KIDS IN MOTION: New Roads students practice dance in the lobby of the new Capshaw-Spielberg Center for Arts and Educational Justice last week. The students are working with nonprofit dance group Contra Tiempo. (Daniel Archuleta daniela@smdp.com)

KIDS IN MOTION: New Roads students practice dance in the lobby of the new Capshaw-Spielberg Center for Arts and Educational Justice last week. The students are working with nonprofit dance group Contra Tiempo. (Daniel Archuleta daniela@smdp.com)

OLYMPIC BLVD — Jeanne Meyers’ dream has finally come true.

The co-founder of the My Hero Project, Inc., an online digital storytelling project used in classrooms across the globe, is renting space for her nonprofit at the new Herb Alpert Educational Village at New Roads School on the east end of town.

Not only does she get access to a state-of-the-art theatre with over 340 seats, she’s also able to tap into the creative minds of New Roads students, faculty and other nonprofits located inside the village’s Capshaw-Spielberg Center for Arts and Educational Justice, which opened last November.

My Hero Project works with the New Roads students who are studying documentary storytelling. The project, which has been online since 1995 and was co-founded by Rita Stern Milch, moved into the space in January.

“It’s an ongoing commitment,” Meyers said.

A total of 12 nonprofits moved in late last year and early 2013 at Olympic Boulevard in what school officials said is an effort to increase collaboration between New Roads and the nonprofits.
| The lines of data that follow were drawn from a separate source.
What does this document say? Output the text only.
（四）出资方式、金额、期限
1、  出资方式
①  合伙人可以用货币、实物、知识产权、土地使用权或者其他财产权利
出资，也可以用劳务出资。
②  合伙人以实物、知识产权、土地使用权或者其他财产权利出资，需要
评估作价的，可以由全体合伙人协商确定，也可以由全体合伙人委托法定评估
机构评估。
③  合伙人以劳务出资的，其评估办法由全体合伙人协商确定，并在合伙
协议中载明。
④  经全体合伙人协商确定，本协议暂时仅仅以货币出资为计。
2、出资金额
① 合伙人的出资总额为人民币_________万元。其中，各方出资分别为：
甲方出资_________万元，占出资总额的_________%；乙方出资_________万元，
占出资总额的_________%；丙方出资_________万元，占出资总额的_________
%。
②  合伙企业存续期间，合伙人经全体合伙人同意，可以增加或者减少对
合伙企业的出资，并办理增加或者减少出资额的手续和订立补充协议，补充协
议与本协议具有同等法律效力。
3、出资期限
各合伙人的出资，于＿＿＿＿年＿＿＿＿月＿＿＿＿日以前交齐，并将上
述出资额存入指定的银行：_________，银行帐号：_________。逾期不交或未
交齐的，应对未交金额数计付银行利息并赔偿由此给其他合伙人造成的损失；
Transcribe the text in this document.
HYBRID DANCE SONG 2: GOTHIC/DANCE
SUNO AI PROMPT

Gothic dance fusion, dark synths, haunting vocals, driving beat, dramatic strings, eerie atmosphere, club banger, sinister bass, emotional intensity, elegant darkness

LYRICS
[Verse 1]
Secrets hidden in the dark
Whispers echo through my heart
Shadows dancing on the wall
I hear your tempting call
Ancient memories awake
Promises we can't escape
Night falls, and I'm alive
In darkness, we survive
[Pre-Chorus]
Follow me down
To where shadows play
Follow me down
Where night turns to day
The space will serve as an “incubator for ideas,” Nancy London, communications director of New Roads, said. There will be a “cross fertilization” of curriculum among the school and nonprofits.

“The hope is they will collaborate with each other but also [there would be] opportunities for New Roads students for internships and projects,” London said.

The Capshaw-Spielberg building, named after actress Kate Capshaw and her husband, Oscar-award-winning director Steven Spielberg, cost $24 million to build, and has space for classrooms for New Roads, a community room and offices for the nonprofits. London said New Roads took out a tax exempt bond for $13 million and the rest of the cost came from private donations.

The rents range between $1,400 to $1,800 a month for nonprofits, and include use of the theater for two free nights per year and use of the community room to conduct meetings, London said.

The aim is the new theater will not only be helpful for nonprofits to use as a venue, but a “tremendous boon to the school’s own performing arts program,” London said. The theater will also be available for use by two dance companies that have offices in the new building, who can provide dance programming for the New Roads students, she said. The theater will serve as New Roads’ theater space and is available for rent by public organizations.

When any of the nonprofits has a program in the theater, the school gets a block of free tickets, which helps families who may not be able to afford tickets, London said.

In phase two of the redevelopment of New Roads School, London said the school is going to add new classrooms, labs and gym facilities.